Marteel would have been at the Crucible this week for the Betfred World Championship – where he refereed the final in 2015 – had the tournament not been postponed until later in the year. Instead his full time job as a nurse at the AZ West hospital in Veurne has taken precedence.
He usually works in radiology but, as the pandemic took hold, he was asked to play a different role.
“When the virus because widespread, each hospital created an extra Accident and Emergency department, so there was one for Covid patients and one for everything else,” explains the 50-year-old from Ghent. “My head nurse asked me if I could work on the Covid A&E department. Otherwise I would have been in Sheffield so this fortnight was clear in my diary.
“I am working on triage so I am the first person that patients see when they come in. My job is to assess them , check their symptoms, find out if others in their family have been ill, and then I decide whether they need to be tested for Covid or to see a doctor. So I am seeing a lot of patients every day.

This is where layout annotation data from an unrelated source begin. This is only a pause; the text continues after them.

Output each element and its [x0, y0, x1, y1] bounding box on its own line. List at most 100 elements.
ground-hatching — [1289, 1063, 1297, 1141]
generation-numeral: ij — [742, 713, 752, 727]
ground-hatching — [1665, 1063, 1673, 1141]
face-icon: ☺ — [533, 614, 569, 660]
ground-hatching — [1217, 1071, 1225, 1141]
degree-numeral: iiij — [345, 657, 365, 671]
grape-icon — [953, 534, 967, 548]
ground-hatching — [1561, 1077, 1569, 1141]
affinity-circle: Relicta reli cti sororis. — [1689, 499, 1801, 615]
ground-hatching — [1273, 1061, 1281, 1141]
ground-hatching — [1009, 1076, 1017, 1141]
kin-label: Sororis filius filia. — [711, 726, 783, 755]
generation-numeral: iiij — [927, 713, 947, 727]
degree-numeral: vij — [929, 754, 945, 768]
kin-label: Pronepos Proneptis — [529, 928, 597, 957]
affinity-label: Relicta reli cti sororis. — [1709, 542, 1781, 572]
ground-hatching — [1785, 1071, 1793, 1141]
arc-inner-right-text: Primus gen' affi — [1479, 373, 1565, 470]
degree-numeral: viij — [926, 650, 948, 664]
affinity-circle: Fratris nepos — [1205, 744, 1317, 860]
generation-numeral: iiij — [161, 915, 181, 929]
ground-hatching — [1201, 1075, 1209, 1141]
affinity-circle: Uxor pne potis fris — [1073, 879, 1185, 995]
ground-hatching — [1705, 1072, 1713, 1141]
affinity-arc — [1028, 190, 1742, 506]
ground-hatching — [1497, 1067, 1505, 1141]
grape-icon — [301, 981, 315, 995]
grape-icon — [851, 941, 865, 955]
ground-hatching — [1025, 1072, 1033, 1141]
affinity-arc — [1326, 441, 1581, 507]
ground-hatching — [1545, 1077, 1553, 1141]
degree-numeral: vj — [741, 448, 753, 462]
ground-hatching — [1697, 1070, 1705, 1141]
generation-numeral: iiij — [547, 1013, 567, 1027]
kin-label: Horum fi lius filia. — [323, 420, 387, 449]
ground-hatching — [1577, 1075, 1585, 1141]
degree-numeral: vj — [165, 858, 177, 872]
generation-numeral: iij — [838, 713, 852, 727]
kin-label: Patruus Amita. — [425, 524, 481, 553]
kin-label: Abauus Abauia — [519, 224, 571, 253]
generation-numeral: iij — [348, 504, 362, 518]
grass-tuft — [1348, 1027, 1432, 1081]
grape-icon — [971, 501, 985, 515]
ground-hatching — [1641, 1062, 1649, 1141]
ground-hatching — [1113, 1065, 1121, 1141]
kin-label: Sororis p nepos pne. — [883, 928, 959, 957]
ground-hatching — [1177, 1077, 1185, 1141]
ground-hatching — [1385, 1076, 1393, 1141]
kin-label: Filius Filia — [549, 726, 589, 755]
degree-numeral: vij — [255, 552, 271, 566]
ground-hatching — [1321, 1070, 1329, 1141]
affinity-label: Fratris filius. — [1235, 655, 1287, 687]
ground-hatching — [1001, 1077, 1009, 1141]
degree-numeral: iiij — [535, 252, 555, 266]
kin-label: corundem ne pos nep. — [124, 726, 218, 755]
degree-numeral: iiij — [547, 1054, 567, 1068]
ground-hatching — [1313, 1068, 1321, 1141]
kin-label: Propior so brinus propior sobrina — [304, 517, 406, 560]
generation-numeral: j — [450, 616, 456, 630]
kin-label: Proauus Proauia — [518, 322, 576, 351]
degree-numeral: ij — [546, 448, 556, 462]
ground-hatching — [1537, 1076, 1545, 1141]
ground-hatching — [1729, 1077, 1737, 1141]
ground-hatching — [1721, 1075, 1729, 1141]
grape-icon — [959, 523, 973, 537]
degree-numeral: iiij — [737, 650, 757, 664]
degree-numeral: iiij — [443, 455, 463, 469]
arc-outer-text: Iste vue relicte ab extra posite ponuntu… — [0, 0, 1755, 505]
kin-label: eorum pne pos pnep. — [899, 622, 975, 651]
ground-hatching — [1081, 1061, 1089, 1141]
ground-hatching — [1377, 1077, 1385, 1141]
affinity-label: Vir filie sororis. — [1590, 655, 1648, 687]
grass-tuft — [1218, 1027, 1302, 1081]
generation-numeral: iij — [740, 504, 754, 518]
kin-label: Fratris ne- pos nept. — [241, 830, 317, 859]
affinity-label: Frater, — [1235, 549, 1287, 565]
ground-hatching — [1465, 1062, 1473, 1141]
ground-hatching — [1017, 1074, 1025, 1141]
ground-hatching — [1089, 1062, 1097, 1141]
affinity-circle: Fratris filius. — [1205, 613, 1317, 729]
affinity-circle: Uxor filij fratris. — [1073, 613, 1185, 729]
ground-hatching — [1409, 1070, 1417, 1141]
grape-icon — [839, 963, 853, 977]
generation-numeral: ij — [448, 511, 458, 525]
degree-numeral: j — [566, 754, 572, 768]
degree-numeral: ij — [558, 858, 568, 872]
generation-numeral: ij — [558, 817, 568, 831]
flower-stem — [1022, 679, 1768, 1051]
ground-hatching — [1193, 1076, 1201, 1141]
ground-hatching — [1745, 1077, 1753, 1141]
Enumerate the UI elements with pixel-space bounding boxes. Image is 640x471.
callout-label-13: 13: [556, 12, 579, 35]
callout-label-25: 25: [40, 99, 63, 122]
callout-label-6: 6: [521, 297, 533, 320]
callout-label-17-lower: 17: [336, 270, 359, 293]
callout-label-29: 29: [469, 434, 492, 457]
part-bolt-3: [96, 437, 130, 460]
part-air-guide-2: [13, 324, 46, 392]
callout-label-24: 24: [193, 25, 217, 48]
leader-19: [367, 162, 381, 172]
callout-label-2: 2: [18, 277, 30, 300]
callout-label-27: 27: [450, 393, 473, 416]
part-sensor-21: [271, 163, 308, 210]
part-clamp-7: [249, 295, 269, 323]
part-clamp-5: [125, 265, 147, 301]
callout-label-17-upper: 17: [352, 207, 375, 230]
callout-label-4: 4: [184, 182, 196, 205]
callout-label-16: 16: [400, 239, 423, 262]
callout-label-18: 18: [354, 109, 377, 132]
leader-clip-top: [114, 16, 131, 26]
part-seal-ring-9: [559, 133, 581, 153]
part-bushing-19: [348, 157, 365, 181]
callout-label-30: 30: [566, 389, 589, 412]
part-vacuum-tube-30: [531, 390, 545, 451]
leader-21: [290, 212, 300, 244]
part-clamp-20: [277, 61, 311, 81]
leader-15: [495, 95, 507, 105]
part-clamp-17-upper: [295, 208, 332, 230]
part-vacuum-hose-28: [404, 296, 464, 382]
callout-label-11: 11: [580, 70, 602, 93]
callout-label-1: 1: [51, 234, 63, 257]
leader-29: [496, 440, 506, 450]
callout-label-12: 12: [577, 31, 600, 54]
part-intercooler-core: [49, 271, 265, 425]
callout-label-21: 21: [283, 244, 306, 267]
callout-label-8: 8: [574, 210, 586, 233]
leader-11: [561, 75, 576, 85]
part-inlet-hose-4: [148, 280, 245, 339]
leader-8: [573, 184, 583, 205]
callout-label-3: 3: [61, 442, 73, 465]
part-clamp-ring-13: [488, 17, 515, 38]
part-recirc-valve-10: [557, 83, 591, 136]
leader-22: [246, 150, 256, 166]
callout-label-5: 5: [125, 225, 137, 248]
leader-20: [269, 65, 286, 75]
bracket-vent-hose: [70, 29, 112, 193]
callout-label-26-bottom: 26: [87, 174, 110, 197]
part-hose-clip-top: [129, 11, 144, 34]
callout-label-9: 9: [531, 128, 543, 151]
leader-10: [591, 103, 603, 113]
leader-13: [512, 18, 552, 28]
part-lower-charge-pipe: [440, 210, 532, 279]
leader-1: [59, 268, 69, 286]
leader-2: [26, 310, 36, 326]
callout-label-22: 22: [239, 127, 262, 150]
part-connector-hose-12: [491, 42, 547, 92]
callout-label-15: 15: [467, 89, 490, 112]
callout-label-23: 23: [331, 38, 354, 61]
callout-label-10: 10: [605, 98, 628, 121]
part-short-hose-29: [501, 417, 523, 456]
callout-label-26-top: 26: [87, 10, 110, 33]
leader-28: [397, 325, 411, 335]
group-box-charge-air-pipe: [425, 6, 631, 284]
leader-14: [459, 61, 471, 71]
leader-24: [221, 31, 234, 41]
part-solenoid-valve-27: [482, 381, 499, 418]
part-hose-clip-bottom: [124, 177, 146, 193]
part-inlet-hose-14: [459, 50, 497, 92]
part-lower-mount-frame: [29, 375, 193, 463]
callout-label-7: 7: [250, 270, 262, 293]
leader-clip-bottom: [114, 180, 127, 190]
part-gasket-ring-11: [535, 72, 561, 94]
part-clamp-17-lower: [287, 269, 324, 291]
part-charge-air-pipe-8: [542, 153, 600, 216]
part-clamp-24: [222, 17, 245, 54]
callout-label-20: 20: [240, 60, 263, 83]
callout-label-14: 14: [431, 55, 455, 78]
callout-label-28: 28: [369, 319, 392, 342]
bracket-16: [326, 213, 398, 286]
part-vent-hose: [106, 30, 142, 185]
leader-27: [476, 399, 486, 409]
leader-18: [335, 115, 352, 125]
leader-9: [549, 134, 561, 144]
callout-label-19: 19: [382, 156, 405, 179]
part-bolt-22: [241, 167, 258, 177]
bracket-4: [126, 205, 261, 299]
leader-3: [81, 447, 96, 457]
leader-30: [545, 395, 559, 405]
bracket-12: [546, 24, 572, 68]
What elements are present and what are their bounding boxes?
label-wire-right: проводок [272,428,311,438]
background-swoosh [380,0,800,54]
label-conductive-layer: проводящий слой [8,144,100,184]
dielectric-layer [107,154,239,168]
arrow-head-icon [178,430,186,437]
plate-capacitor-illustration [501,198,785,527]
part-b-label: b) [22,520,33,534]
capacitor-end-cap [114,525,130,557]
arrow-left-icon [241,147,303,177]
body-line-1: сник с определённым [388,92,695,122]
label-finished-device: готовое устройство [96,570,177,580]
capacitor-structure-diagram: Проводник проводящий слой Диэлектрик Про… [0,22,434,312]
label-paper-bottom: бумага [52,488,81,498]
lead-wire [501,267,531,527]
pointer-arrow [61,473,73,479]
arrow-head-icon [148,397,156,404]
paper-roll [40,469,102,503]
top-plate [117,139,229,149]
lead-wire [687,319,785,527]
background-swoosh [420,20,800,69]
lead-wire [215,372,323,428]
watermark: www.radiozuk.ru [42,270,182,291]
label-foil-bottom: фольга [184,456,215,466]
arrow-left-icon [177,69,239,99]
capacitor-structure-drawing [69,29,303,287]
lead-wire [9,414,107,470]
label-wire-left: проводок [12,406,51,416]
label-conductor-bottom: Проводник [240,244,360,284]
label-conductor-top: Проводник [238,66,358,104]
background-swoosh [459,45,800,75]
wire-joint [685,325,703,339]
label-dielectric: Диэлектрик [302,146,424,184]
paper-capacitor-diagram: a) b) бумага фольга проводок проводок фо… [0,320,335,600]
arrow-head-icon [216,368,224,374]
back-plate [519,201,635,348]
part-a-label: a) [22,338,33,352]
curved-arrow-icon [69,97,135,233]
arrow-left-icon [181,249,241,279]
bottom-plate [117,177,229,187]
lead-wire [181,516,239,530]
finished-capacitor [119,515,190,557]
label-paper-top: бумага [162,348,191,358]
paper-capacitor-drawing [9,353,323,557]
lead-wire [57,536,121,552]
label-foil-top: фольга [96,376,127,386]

“To some extent it is basic nursing because I am judging the symptoms. And I am used to being on the front line because in radiology I do X-Rays and CT scans which show whether cancer is growing, so I see that information first and pass it to the oncologist. But of course I have never worked in an A&E situation like this before.
“When I was asked to take on this role, I didn’t even have one second of doubt. Ever since I was a young child I wanted to work in medicine. I trained for three years and I have been working for 28 years. So when this came up, I jumped at it, even if there are some risks.
“It is tough of course. Just as you do in the UK, we have problems here getting enough personal protective equipment. This weekend we started using scuba diver masks which were bought in a sports shop, because we don’t have enough of the correct masks.
“The worst thing is the heat. The body produces a lot of heat but it can’t escape from the costume. I am often wearing two pairs of gloves – one for the whole day and another pair when I am treating patients. By the end of the day my hands feel like gum.
“Most people in Belgium are supportive, we have clapping or music every day at 8pm, and that helps the medical staff mentally. But some people are the opposite – I had one man shouting at me on the phone because his wife was on the ward but the result of her test hadn’t come through yet. I was gobsmacked, but thankfully it was a one-off.”
Marteel has refereed on the World Snooker Tour since 2006 and has taken charge of the finals of all three Triple Crown events, among many other tournaments. He is also an assessor, helping the younger referees to improve their skills. But while making tricky decisions with millions of people watching around the world may bring its own pressure, that hardly compares with the crucial choices he makes every day in the medical field.
“I have always said that refereeing is a piece of cake compared to my main job,” he added. “I treat snooker like a job as well of course, but for me it is a holiday. And that will never feel more true than when I’m back at a tournament – before long I hope.”